BACK IN OCTOBER 2017 I reviewed the latest book in a series which, given the sheer hell of having to make a choice, would be by my side as, like Robert Louis Stevenson’s Ben Gunn, I go slowly mad on my desert island. John Lawton has created the ultimate anti-hero in Frederick Troy. He is a brilliant copper, intelligent and fearless, but with the moral compass of a rattlesnake. The Troy novels bestride WWII and take us well into living memory (if you are as old as me, that is!)
FRIENDS AND TRAITORS didn’t disappoint, and Lawton’s portrait of the doomed, drunken and fatally flawed spy Guy Burgess was masterly. It seemed, however, that the novel came and went with little fanfare, but now Atlantic Books are re-releasing the novel with not so much a flourish of trumpets as an entire brass band. Their publicity people have been working overtime, and the pack which reached me is intriguing. My first reaction was to think that it’s about time that someone took John Lawton seriously, and recognised that he is one of a mere handful of living British writers who will, in the fullness of time, be considered ‘great.’
MY OCTOBER REVIEW is here, but if you want my feelings in a nutshell, then forgive me if I quote my own words.

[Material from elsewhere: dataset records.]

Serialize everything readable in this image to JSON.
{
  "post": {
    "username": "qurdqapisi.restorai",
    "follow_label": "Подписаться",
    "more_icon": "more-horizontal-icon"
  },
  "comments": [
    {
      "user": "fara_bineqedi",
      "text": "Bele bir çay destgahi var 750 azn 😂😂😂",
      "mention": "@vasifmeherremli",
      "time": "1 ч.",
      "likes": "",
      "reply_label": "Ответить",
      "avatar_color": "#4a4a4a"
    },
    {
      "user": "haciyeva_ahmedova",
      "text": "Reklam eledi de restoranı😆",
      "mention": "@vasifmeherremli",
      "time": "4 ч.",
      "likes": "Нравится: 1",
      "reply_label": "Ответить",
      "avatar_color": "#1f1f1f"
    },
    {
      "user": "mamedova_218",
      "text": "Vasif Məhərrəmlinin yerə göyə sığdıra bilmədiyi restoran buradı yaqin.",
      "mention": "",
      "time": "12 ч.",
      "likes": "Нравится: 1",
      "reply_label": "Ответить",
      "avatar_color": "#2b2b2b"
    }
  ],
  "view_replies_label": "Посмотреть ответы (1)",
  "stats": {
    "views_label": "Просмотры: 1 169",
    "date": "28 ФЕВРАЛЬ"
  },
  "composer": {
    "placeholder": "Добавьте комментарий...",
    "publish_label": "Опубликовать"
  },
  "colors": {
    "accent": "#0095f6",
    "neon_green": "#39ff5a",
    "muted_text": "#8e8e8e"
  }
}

“To put it simply, Lawton is a writer who transcends genre. His prose is subtle, stylish, pared back to the bone, but translucent, crystal clear. His portrayal of Britain and its place either side of WWII is masterly: he reflects the country’s disappointments, its uncertainties and how it seems to be stumbling, torchless, through a world of darkness quite beyond its comprehension. The Fred Troy novels lack the sequential timeline of Anthony Powell’s A Dance to the Music of Time cycle, but in every other sense they are its equal.”